Highlights/ Comments

  • TNB is on a restructuring initiative as the company adheres to the fast changing power industry landscape with several policies being put in place by Energy Commission (as well as Kettha) to improve the transparency and competitiveness of the industry, as well as answering to the increasing call for Renewal Energy.
  • With the implementation of IBR (incentive base regulation) and ICPT (imbalance cost past through) since 2014, TNB is currently in position to improve its capital structure and dividend payout, due to more stable cash flow.
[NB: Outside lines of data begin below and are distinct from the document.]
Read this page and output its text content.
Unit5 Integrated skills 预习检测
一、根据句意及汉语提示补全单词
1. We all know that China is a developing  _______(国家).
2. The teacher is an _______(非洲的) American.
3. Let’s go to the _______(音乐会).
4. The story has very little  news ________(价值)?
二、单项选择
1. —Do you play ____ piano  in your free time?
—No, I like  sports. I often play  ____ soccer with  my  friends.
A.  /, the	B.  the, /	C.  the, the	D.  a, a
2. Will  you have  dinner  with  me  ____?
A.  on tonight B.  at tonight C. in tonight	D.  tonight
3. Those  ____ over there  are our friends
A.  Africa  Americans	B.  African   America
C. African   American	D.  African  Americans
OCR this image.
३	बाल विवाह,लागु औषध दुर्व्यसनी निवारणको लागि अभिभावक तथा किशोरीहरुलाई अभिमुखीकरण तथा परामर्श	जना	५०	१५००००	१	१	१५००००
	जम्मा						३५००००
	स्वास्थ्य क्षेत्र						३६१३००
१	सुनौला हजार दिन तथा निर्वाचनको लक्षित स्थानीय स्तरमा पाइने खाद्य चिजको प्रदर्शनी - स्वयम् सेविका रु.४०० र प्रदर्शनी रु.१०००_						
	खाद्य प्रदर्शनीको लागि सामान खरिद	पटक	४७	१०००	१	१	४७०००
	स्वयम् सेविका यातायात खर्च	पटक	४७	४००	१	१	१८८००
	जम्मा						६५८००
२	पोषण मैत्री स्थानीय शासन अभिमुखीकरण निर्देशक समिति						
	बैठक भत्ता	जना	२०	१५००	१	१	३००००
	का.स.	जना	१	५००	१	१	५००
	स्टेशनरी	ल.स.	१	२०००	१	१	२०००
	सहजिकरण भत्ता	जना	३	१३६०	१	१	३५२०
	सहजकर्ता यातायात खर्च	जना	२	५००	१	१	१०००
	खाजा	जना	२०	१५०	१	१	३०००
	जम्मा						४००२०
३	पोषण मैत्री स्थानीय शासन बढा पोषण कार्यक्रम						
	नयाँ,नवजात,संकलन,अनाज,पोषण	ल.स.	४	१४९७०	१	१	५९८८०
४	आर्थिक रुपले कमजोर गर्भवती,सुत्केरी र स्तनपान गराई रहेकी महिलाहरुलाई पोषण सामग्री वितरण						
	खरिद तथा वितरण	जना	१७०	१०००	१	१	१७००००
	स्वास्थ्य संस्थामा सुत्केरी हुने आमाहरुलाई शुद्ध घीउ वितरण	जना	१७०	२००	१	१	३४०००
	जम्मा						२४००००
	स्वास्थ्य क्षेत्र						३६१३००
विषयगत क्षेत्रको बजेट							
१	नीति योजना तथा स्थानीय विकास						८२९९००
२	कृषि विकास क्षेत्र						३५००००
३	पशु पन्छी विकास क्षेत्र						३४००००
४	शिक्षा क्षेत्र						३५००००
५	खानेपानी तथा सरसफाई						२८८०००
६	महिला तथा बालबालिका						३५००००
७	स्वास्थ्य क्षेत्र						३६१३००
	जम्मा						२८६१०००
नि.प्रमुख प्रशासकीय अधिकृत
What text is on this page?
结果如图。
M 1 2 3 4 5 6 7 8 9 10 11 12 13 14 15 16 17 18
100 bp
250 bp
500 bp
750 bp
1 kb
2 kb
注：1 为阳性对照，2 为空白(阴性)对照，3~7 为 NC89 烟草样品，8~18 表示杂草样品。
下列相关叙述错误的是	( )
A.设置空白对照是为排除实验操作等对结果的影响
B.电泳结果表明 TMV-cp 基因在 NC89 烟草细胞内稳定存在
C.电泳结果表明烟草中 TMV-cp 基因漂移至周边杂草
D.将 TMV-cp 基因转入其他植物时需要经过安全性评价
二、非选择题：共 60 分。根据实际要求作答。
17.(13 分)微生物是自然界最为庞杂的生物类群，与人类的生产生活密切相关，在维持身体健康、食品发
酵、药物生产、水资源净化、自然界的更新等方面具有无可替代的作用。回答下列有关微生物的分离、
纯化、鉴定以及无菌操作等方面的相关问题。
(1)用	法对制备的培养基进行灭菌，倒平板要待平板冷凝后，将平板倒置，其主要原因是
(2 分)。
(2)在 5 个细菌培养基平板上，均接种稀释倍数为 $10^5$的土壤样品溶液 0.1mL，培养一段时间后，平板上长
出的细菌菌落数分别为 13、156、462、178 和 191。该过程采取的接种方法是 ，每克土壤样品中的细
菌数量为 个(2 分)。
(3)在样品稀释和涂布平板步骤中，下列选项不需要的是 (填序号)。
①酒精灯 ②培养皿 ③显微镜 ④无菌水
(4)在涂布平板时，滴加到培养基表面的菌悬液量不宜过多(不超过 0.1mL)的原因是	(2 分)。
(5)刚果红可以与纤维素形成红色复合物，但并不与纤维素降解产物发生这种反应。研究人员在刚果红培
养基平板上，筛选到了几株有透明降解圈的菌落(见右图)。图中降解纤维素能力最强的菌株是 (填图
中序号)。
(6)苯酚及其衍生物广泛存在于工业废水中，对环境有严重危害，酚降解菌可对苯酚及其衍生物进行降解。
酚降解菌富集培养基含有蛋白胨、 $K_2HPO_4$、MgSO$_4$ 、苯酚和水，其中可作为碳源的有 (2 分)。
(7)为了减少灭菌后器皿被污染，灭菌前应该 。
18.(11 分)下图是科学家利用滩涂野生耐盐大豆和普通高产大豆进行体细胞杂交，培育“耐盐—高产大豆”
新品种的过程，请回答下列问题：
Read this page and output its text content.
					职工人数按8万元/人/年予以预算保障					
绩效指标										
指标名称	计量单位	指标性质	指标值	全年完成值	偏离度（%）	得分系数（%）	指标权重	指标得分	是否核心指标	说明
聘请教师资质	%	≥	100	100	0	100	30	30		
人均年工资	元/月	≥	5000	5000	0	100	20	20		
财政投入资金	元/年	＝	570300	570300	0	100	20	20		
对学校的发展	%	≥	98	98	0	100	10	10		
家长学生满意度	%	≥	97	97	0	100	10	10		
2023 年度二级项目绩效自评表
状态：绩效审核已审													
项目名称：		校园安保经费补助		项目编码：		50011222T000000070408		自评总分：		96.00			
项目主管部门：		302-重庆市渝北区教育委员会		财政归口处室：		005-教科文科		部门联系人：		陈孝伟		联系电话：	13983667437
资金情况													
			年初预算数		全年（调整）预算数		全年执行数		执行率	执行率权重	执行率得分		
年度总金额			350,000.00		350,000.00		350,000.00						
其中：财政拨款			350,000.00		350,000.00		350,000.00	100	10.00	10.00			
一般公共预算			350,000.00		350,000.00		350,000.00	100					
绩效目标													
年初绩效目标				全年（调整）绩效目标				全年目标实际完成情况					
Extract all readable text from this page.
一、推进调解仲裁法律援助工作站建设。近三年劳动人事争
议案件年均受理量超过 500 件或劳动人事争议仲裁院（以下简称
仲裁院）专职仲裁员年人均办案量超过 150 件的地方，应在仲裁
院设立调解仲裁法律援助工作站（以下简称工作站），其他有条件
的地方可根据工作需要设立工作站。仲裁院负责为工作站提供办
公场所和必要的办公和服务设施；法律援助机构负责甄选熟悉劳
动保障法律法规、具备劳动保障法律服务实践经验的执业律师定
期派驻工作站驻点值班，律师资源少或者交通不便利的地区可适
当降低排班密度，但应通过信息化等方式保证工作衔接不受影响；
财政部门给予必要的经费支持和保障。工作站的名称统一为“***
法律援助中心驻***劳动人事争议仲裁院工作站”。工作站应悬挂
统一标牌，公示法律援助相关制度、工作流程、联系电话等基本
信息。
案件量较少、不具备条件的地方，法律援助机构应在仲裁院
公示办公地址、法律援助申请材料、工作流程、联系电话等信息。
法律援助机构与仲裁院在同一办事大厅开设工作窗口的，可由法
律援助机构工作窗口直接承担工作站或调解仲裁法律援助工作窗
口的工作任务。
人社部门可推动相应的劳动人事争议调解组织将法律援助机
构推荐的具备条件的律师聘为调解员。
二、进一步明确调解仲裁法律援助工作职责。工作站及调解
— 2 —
To note, TNB has revised its dividend policy to 30%-50% of the reported consolidated PATMI by end 2016, indicating higher dividend payout (higher dividend yield).
  • Nevertheless, there are still uncertainties from the upcoming review of IBR to lower the return for TNB’s Transmission & Distribution segment (currently based on 7.5% of adjusted WACC). While we expect a high chance of lower adjusted return in the upcoming review, we believe TNB’s earnings to be relatively stable in 2018, given the higher asset base and full year contribution from Manjung 5 plant.
  • TNB is still open for potential acquisition in foreign power assets as part of its aspiration to become on of the top 10 power company globally by 2025. TNB puts utmost importance in partnering with reknowned local energy players to minimize its exposure toward foreign country risk.
  • Notably TNB had established a Multicurrency Sukuk Issuance Programme of US$2.5 billion (through TNB Global Ventures Capital) and drawndown US$750m to finance the acquisition of 30% GAMA Enerji for US$243m, 30% GMR Energy for US$300m and 50% Vortex for UK£86m.
  • These acquisitions are expected to be profitable in 2018 and contribute positively to TNB’s bottomline, further allaying investors’ concern on the potential lower earnings from the revision of lower return on WACC under IBR in 2018.

Risks

  • Disruption in energy fuel supply.
  • IBR-ICPT suspension.
  • Unscheduled power plant shutdown.
  • Lower allowable return on assets for Transmission and Distribution segment for the next IBR review in 2018.

Forecasts

  • Unchanged.

Rating

BUY

  • TNB’s earnings and cash flow are expected to be stable due to the implementation of the IBR/FCPT mechanisms. The expected IBR revision to lower return on regulated assets by 2018 will be offset by new contributions from associates and power plants. Shareholders also stand to benefit from higher dividend payout.

Valuation

  • Maintain BUY with unchanged TP of RM17.00 based on DCFE. We remain positive on TNB’s long term growth and strong cash flow. Shareholders stand to receive higher dividend yields of up to 5% (vs. historical 2-3%) based on the updated dividend payout policy (30-50% of net income).